兄スティーブが最初に受けた超音波内視鏡検査(EUS)は、膵臓にある神経内分泌腫瘍(PNET)と膵頭部にある膵のう胞を示しました。私は通常型の膵臓がんが見つかったと思い、非常に心配しましたが、トパジアン博士はこれは通常型の膵腺癌ではないと安心させてくれました。我々は綿密なスクリーニングプログラムを始めました。最初は6ヶ月ごとでしたが、その後は1年に1回、それから2年ごとに1回というふうに頻度を下げるなど、回数は調整されました。しかし、2017年に受けたEUSは主膵管が狭くなっていることを示しました。内視鏡的逆行性胆道膵管造影(ERCP)を行い、ステントを挿入して主膵管が狭くなっているところを開けました。その手順の一部として、膵管内の細胞を集めて解析しました。

私の外科医であるマイケルケンドリック(Michael Kendrick)博士に手術の後に会ったとき、彼は「あなたの細胞は、本当に悪い何かを始めようとしていることを私たちに告げています」と言いました。その結果、腹腔鏡下で膵体尾部切除術を受けました。手術中、残りの膵臓とリンパ節を調べたところ、癌性細胞は見つかりませんでした。手術は腹腔鏡下で行われたので、私は2ヶ月でほぼ正常の生活に戻ることができました。

私はまだメイヨ―クリニックでフォローされます。私は家族性膵癌に関わるがん研究の進歩と兄弟の経験から恩恵を受けました。 スコットは長年にわたり患者支援の擁護活動に献身的に取り組んできましたが、私にとっては断続的で主に彼をサポートするために患者会の活動に参加していました。それは私の成功した手術までのことです。今、私たちは自分たちの物語を話すためにチームを組んでPanCANのネットワークに参加し、患者支援活動を続けています。

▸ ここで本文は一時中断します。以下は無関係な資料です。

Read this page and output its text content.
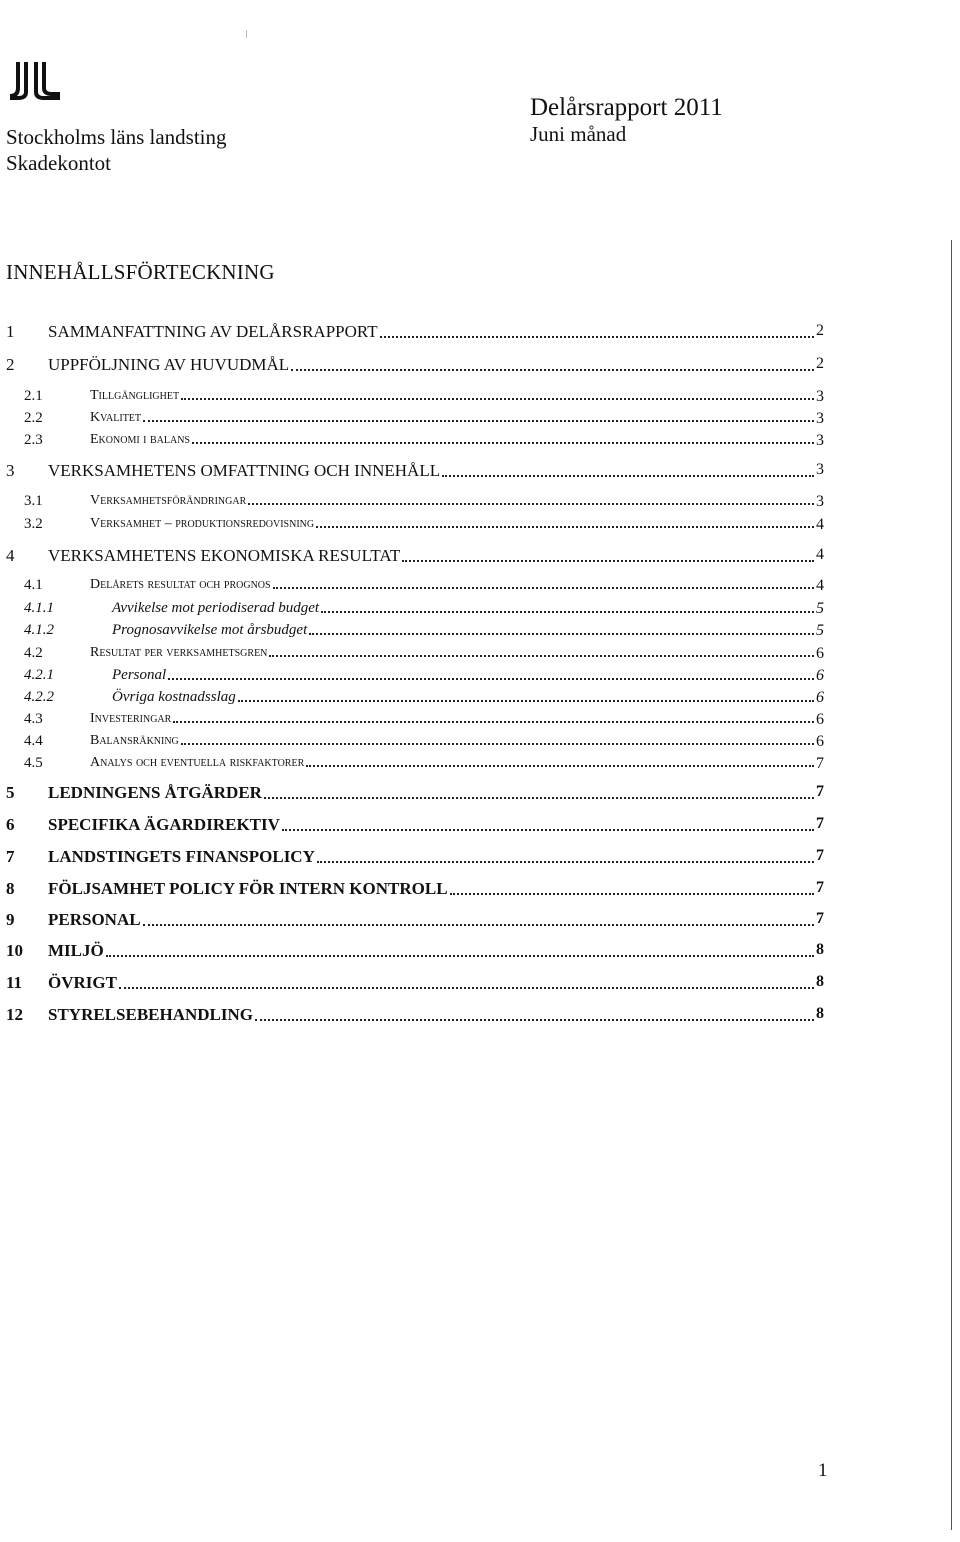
Stockholms läns landsting
Skadekontot
Delårsrapport 2011
Juni månad
INNEHÅLLSFÖRTECKNING
1 SAMMANFATTNING AV DELÅRSRAPPORT	2
2 UPPFÖLJNING AV HUVUDMÅL	2
2.1	Tillgänglighet	3
2.2	Kvalitet	3
2.3	Ekonomi i balans	3
3 VERKSAMHETENS OMFATTNING OCH INNEHÅLL	3
3.1	Verksamhetsförändringar	3
3.2	Verksamhet – produktionsredovisning	4
4 VERKSAMHETENS EKONOMISKA RESULTAT	4
4.1	Delårets resultat och prognos	4
4.1.1	Avvikelse mot periodiserad budget	5
4.1.2	Prognosavvikelse mot årsbudget	5
4.2	Resultat per verksamhetsgren	6
4.2.1	Personal	6
4.2.2	Övriga kostnadsslag	6
4.3	Investeringar	6
4.4	Balansräkning	6
4.5	Analys och eventuella riskfaktorer	7
5 LEDNINGENS ÅTGÄRDER	7
6 SPECIFIKA ÄGARDIREKTIV	7
7 LANDSTINGETS FINANSPOLICY	7
8 FÖLJSAMHET POLICY FÖR INTERN KONTROLL	7
9 PERSONAL	7
10 MILJÖ	8
11 ÖVRIGT	8
12 STYRELSEBEHANDLING	8
1
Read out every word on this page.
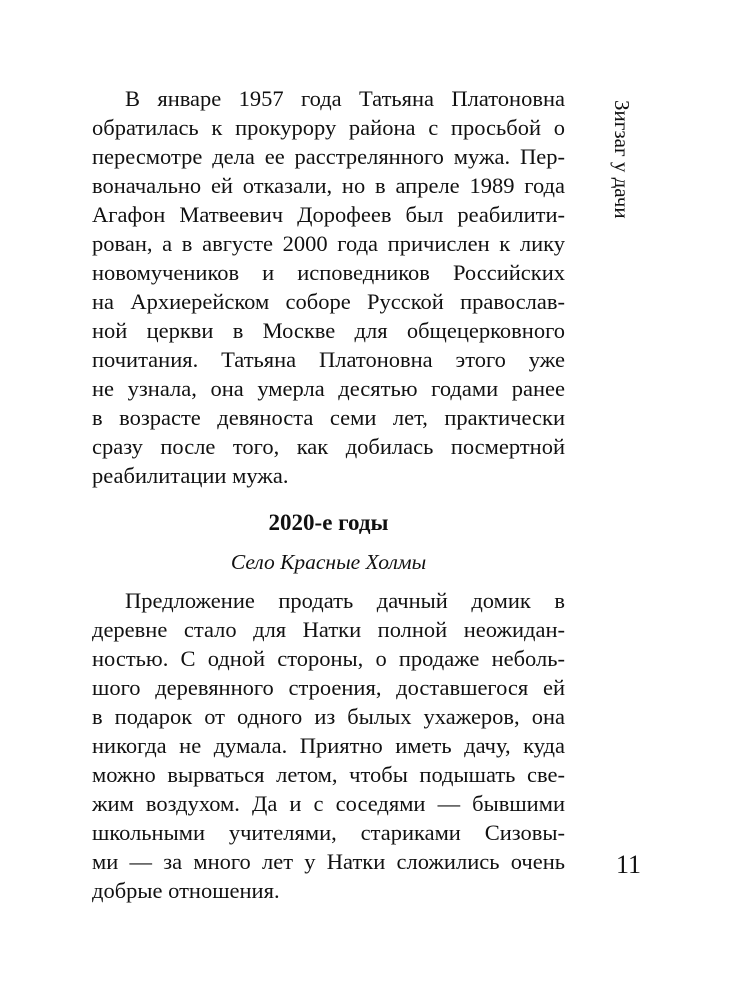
Зигзаг у дачи
В январе 1957 года Татьяна Платоновна
обратилась к прокурору района с просьбой о
пересмотре дела ее расстрелянного мужа. Пер-
воначально ей отказали, но в апреле 1989 года
Агафон Матвеевич Дорофеев был реабилити-
рован, а в августе 2000 года причислен к лику
новомучеников и исповедников Российских
на Архиерейском соборе Русской православ-
ной церкви в Москве для общецерковного
почитания. Татьяна Платоновна этого уже
не узнала, она умерла десятью годами ранее
в возрасте девяноста семи лет, практически
сразу после того, как добилась посмертной
реабилитации мужа.
2020-е годы
Село Красные Холмы
Предложение продать дачный домик в
деревне стало для Натки полной неожидан-
ностью. С одной стороны, о продаже неболь-
шого деревянного строения, доставшегося ей
в подарок от одного из былых ухажеров, она
никогда не думала. Приятно иметь дачу, куда
можно вырваться летом, чтобы подышать све-
жим воздухом. Да и с соседями — бывшими
школьными учителями, стариками Сизовы-
ми — за много лет у Натки сложились очень
добрые отношения.
11
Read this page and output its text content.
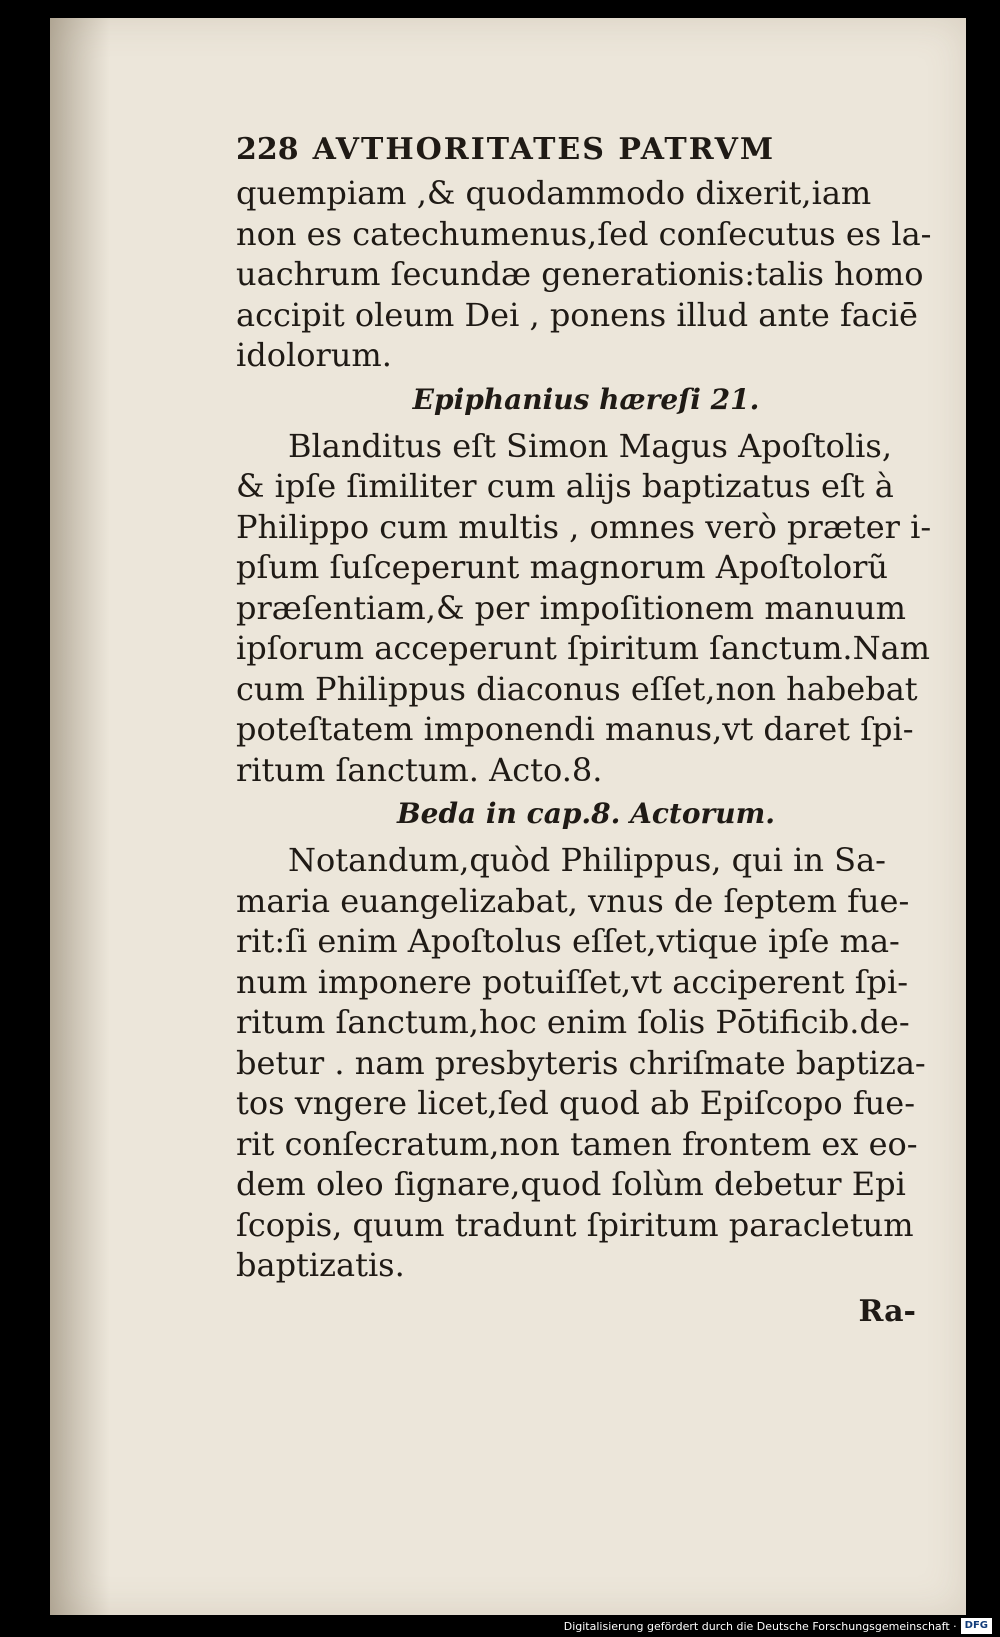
228 AVTHORITATES PATRVM
quempiam ,& quodammodo dixerit,iam
non es catechumenus,ſed conſecutus es la-
uachrum ſecundæ generationis:talis homo
accipit oleum Dei , ponens illud ante faciē
idolorum.
Epiphanius hæreſi 21.
Blanditus eſt Simon Magus Apoſtolis,
& ipſe ſimiliter cum alijs baptizatus eſt à
Philippo cum multis , omnes verò præter i-
pſum ſuſceperunt magnorum Apoſtolorũ
præſentiam,& per impoſitionem manuum
ipſorum acceperunt ſpiritum ſanctum.Nam
cum Philippus diaconus eſſet,non habebat
poteſtatem imponendi manus,vt daret ſpi-
ritum ſanctum. Acto.8.
Beda in cap.8. Actorum.
Notandum,quòd Philippus, qui in Sa-
maria euangelizabat, vnus de ſeptem fue-
rit:ſi enim Apoſtolus eſſet,vtique ipſe ma-
num imponere potuiſſet,vt acciperent ſpi-
ritum ſanctum,hoc enim ſolis Pōtificib.de-
betur . nam presbyteris chriſmate baptiza-
tos vngere licet,ſed quod ab Epiſcopo fue-
rit conſecratum,non tamen frontem ex eo-
dem oleo ſignare,quod ſolùm debetur Epi
ſcopis, quum tradunt ſpiritum paracletum
baptizatis.
Ra-
Digitalisierung gefördert durch die Deutsche Forschungsgemeinschaft · DFG
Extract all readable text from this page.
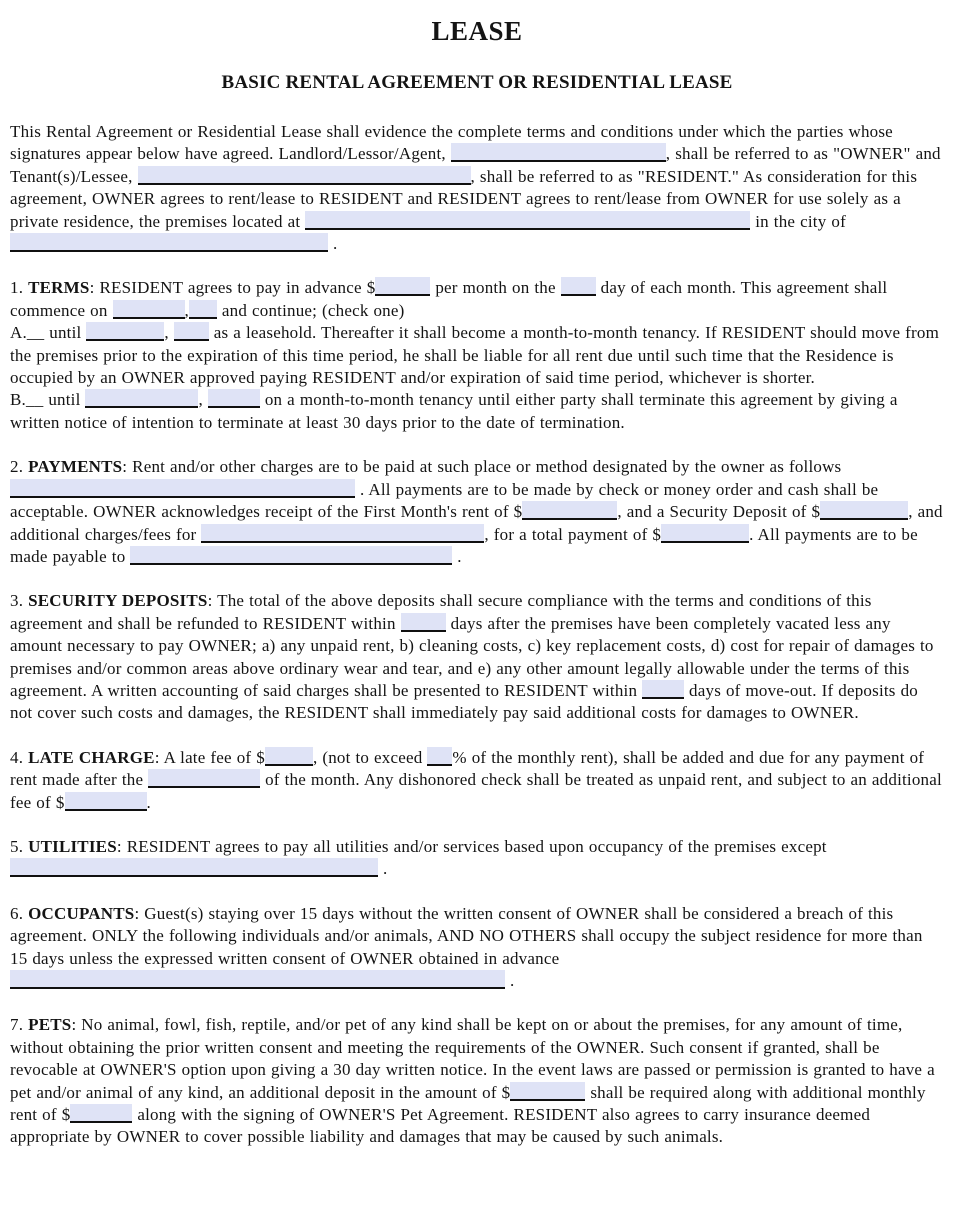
LEASE
BASIC RENTAL AGREEMENT OR RESIDENTIAL LEASE
This Rental Agreement or Residential Lease shall evidence the complete terms and conditions under which the parties whose signatures appear below have agreed. Landlord/Lessor/Agent,	, shall be referred to as "OWNER" and Tenant(s)/Lessee,	, shall be referred to as "RESIDENT." As consideration for this agreement, OWNER agrees to rent/lease to RESIDENT and RESIDENT agrees to rent/lease from OWNER for use solely as a private residence, the premises located at	in the city of  .
1. TERMS: RESIDENT agrees to pay in advance $	per month on the  day of each month. This agreement shall commence on	, and continue; (check one)
A.__ until	,  as a leasehold. Thereafter it shall become a month-to-month tenancy. If RESIDENT should move from the premises prior to the expiration of this time period, he shall be liable for all rent due until such time that the Residence is occupied by an OWNER approved paying RESIDENT and/or expiration of said time period, whichever is shorter.
B.__ until	,	on a month-to-month tenancy until either party shall terminate this agreement by giving a written notice of intention to terminate at least 30 days prior to the date of termination.
2. PAYMENTS: Rent and/or other charges are to be paid at such place or method designated by the owner as follows  . All payments are to be made by check or money order and cash shall be acceptable. OWNER acknowledges receipt of the First Month's rent of $	, and a Security Deposit of $	, and additional charges/fees for	, for a total payment of $	. All payments are to be made payable to	.
3. SECURITY DEPOSITS: The total of the above deposits shall secure compliance with the terms and conditions of this agreement and shall be refunded to RESIDENT within	days after the premises have been completely vacated less any amount necessary to pay OWNER; a) any unpaid rent, b) cleaning costs, c) key replacement costs, d) cost for repair of damages to premises and/or common areas above ordinary wear and tear, and e) any other amount legally allowable under the terms of this agreement. A written accounting of said charges shall be presented to RESIDENT within  days of move-out. If deposits do not cover such costs and damages, the RESIDENT shall immediately pay said additional costs for damages to OWNER.
4. LATE CHARGE: A late fee of $	, (not to exceed % of the monthly rent), shall be added and due for any payment of rent made after the	of the month. Any dishonored check shall be treated as unpaid rent, and subject to an additional fee of $	.
5. UTILITIES: RESIDENT agrees to pay all utilities and/or services based upon occupancy of the premises except  .
6. OCCUPANTS: Guest(s) staying over 15 days without the written consent of OWNER shall be considered a breach of this agreement. ONLY the following individuals and/or animals, AND NO OTHERS shall occupy the subject residence for more than 15 days unless the expressed written consent of OWNER obtained in advance  .
7. PETS: No animal, fowl, fish, reptile, and/or pet of any kind shall be kept on or about the premises, for any amount of time, without obtaining the prior written consent and meeting the requirements of the OWNER. Such consent if granted, shall be revocable at OWNER'S option upon giving a 30 day written notice. In the event laws are passed or permission is granted to have a pet and/or animal of any kind, an additional deposit in the amount of $	shall be required along with additional monthly rent of $	along with the signing of OWNER'S Pet Agreement. RESIDENT also agrees to carry insurance deemed appropriate by OWNER to cover possible liability and damages that may be caused by such animals.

弟のスコットの治療の旅は長くて非常に困難であり、彼はがんとの闘いに勝つ、その可能性を追求することで成功しました。兄の私の成功は、彼の経験から得られた知識と、早期発見とスクリーニングによる積極的なアプローチをとった結果です。その結果、癌は初期の段階で発見され、完全に切除することができたため、それ以上の治療を避けることができました。

現実から隠れるのではなく、早めに状況を受け入れることが私の命を救いました!それがスコットと私が伝えたいストーリーであり、それによって私たちは膵臓がん患者とその家族にある程度の希望をもたらすことができると思います。

両兄弟は募金活動に参加し、ワシントンDCではPanCANとともに、国のがん研究予算を増額するよう国会議員に働きかけました。最もやりがいのある会話はこのひどい病気の影響を受けた人々とその家族との会話であると思います。